Last week in the New York Times article Rice, Across its Spectrum, Mark Bittman included a recipe for Jamaican Rice and Beans. Thus, as the granddaughter of Jamaican immigrants, I am forced to ask an obvious question. Where on earth were the fact checkers? Beans? The unofficial national dish of Jamaica, aka The Coat of Arms, is never, ever called anything other than Rice and Peas, and in that order, lest you be confused for a Bajan.
Simply put, Rice and Peas are dried legumes cooked with onions, spices, thyme, scotch bonnets, coconut milk and rice. Like Mr. Bittman's version, the dish often uses kidney beans, but peas are not a misnomer. My grandfather traditionally used what he called "gungo peas" or pigeon peas, while my mother chose black eyed peas, perhaps because they were more familiar and readily available in the US.

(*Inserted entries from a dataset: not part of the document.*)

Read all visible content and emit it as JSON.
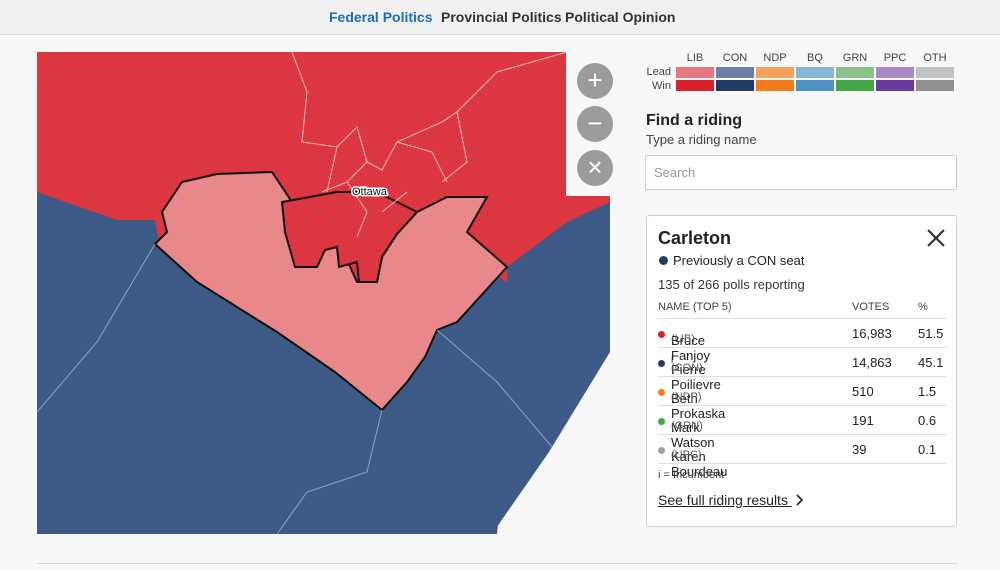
{
  "nav": {
    "tabs": [
      {
        "label": "Federal Politics",
        "active": true
      },
      {
        "label": "Provincial Politics",
        "active": false
      },
      {
        "label": "Political Opinion",
        "active": false
      }
    ]
  },
  "map": {
    "city_label": "Ottawa",
    "colors": {
      "lib_win": "#dc3740",
      "lib_lead": "#e8888a",
      "con_win": "#3e5a87",
      "background": "#f7f7f7"
    },
    "controls": {
      "zoom_in": "+",
      "zoom_out": "−",
      "reset": "×"
    }
  },
  "legend": {
    "parties": [
      "LIB",
      "CON",
      "NDP",
      "BQ",
      "GRN",
      "PPC",
      "OTH"
    ],
    "lead_label": "Lead",
    "win_label": "Win",
    "lead_colors": [
      "#e5777e",
      "#6e7fa3",
      "#f4a35e",
      "#86b7d6",
      "#8cc08a",
      "#a98ac7",
      "#c3c3c3"
    ],
    "win_colors": [
      "#d7222c",
      "#213a66",
      "#f27c1a",
      "#4f93c4",
      "#46a548",
      "#6a3b9b",
      "#909090"
    ]
  },
  "find": {
    "title": "Find a riding",
    "subtitle": "Type a riding name",
    "placeholder": "Search"
  },
  "riding": {
    "name": "Carleton",
    "previous": "Previously a CON seat",
    "previous_color": "#213a66",
    "polls": "135 of 266 polls reporting",
    "columns": {
      "name": "NAME (TOP 5)",
      "votes": "VOTES",
      "pct": "%"
    },
    "candidates": [
      {
        "name": "Bruce Fanjoy",
        "party": "(LIB)",
        "incumbent": "",
        "votes": "16,983",
        "pct": "51.5",
        "color": "#d7222c"
      },
      {
        "name": "Pierre Poilievre",
        "party": "(CON)",
        "incumbent": "i",
        "votes": "14,863",
        "pct": "45.1",
        "color": "#213a66"
      },
      {
        "name": "Beth Prokaska",
        "party": "(NDP)",
        "incumbent": "",
        "votes": "510",
        "pct": "1.5",
        "color": "#f27c1a"
      },
      {
        "name": "Mark Watson",
        "party": "(GRN)",
        "incumbent": "",
        "votes": "191",
        "pct": "0.6",
        "color": "#46a548"
      },
      {
        "name": "Karen Bourdeau",
        "party": "(UPC)",
        "incumbent": "",
        "votes": "39",
        "pct": "0.1",
        "color": "#a0a0a0"
      }
    ],
    "incumbent_note": "i = Incumbent",
    "full_results": "See full riding results"
  }
}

To be fair, my Jamaican Rice and Peas are via New York not Kingston. Growing up we never used green onions or thyme, which grow wild on the island, but not in Hempstead circa 1972. We did, however, always include coconut, often fresh, and scotch bonnet peppers, in the form of the ever-present bottle of yellow hot sauce. In general, it's a pretty fluid recipe; you can try a pinch of allspice one time, a touch of salt pork the next, maybe even some adobo, but don't mess with the name or it becomes something else entirely.
It's a perfect dish for large family gatherings, especially with Jerk Chicken and a Red Stripe. Just like "back home" even if that's Long Island!